Sadao, who had grown up believing that the Japanese were a superior race, had not had a pleasant experience in America because he was a Japanese. The Americans were full of prejudices. He had found it tough to live with such feelings. Also, his socio-cultural values made it even more difficult for him to accept the Americans. But he could not let the young American soldier bleed to death. Neither could he kill him himself. While operating on him, he had called him “my friend” and had for the moment forgotten that he was his enemy. His instinctive sympathy to a suffering being conflicted with his duty as a loyal Japanese.
Question 9.
Discuss the message in Pearl S. Buck’s in “The Enemy”.
Answer:
Human beings have the ability to reason. However, thoughtful consideration is not always used in determining actions which are driven by motivation. What complicates the decision, at times, is how a person may have contradicting motives due to his internal conflicts.
Sadao, a Japanese surgeon, lived in Japan during the Second World War with his wife Hana and the servants. Earlier, he had spent several years in the United States during medical school where he had experienced cultural prejudice and bias first hand. He did have a few positive experiences including those with his teacher and landlady, but most Americans had not welcomed him.
Despite this, he put his life in jeopardy to save an American prisoner of war. Pearl S. Buck shows how humanitarian considerations override man-made barriers of rationality and culture. Man’s affinity, despite cultural prejudices, is instinctive.
Question 10.
There are moments in life when we have to make hard choices between our roles as private individuals and as citizens with a sense of national loyalty. Discuss with reference to the story you have just read.
Answer:
Sometimes a conflict of interest between duty and loyalty can create an appearance of impropriety. A white American soldier falls into the hands of a Japanese physician during World War II in enemy territory. The Japanese physician, Sadao, who dislikes whites struggles with issues of loyalty, duty, wartime medicine and racism.

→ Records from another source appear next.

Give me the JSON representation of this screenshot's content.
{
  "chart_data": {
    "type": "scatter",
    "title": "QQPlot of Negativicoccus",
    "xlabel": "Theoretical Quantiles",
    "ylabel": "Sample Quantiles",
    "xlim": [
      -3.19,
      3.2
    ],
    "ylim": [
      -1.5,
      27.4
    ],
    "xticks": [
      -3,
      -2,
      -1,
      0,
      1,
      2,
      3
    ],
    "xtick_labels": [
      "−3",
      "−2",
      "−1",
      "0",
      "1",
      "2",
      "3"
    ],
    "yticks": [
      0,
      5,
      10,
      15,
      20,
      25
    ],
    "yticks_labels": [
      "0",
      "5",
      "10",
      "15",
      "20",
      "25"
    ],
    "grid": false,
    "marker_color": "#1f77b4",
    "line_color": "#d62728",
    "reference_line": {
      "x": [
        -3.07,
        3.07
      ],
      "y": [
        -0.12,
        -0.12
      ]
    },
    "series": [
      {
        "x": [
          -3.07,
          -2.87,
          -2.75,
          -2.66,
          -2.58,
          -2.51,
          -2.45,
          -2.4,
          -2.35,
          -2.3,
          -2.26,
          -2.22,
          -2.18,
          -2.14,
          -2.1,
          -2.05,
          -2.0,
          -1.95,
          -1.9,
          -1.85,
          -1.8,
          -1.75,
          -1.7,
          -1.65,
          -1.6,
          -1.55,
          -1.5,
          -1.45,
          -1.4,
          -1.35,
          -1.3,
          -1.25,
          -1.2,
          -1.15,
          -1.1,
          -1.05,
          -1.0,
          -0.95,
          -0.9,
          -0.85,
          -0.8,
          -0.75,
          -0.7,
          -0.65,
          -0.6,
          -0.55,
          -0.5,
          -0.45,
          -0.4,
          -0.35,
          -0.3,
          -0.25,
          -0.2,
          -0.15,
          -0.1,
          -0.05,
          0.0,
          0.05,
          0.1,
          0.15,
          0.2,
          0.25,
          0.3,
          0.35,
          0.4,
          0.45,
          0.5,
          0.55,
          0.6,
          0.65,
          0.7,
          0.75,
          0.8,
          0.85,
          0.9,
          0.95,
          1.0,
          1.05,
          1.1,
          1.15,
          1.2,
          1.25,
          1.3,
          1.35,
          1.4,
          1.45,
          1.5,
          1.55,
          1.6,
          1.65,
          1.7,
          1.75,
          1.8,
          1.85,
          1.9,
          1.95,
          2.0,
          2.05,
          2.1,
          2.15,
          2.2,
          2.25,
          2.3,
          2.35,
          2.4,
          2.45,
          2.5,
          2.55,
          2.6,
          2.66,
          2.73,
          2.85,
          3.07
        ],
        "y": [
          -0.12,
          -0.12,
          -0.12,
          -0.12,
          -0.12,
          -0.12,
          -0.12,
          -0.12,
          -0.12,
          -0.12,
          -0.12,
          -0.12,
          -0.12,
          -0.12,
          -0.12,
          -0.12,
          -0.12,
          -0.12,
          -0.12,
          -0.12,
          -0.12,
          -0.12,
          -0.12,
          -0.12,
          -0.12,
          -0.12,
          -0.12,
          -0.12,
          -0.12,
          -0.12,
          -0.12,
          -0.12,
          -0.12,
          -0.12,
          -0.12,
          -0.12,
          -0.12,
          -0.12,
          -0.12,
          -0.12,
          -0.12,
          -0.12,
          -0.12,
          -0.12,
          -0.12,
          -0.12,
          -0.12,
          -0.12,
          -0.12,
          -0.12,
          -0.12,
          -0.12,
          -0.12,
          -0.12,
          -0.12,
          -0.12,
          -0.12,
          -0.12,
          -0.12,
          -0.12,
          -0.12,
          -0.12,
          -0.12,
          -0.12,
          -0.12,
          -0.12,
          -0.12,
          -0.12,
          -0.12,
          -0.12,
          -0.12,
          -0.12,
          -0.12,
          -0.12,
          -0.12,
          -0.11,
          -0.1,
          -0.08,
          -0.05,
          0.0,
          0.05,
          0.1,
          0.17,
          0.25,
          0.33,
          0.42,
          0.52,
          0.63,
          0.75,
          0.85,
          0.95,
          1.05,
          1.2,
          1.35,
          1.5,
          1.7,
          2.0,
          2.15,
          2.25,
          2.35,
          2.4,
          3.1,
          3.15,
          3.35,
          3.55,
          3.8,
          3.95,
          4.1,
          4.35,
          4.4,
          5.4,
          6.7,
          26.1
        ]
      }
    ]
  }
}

However, Sadao risks his safety and saves the enemy. Although he fears the consequences for harbouring an enemy, he addresses the soldier as “my friend” after successfully saving him. Once the American soldier recovers, Sadao helps him escape. While Sadao does not come across as a “nationalist”, he can be viewed as a hero for his qualities such as bravery, helpfulness, and professional competence. Like a real hero . he stands up for what he believes in, and does not restrict himself for fear of repercussions. He is admirable for saving the American soldier’s life.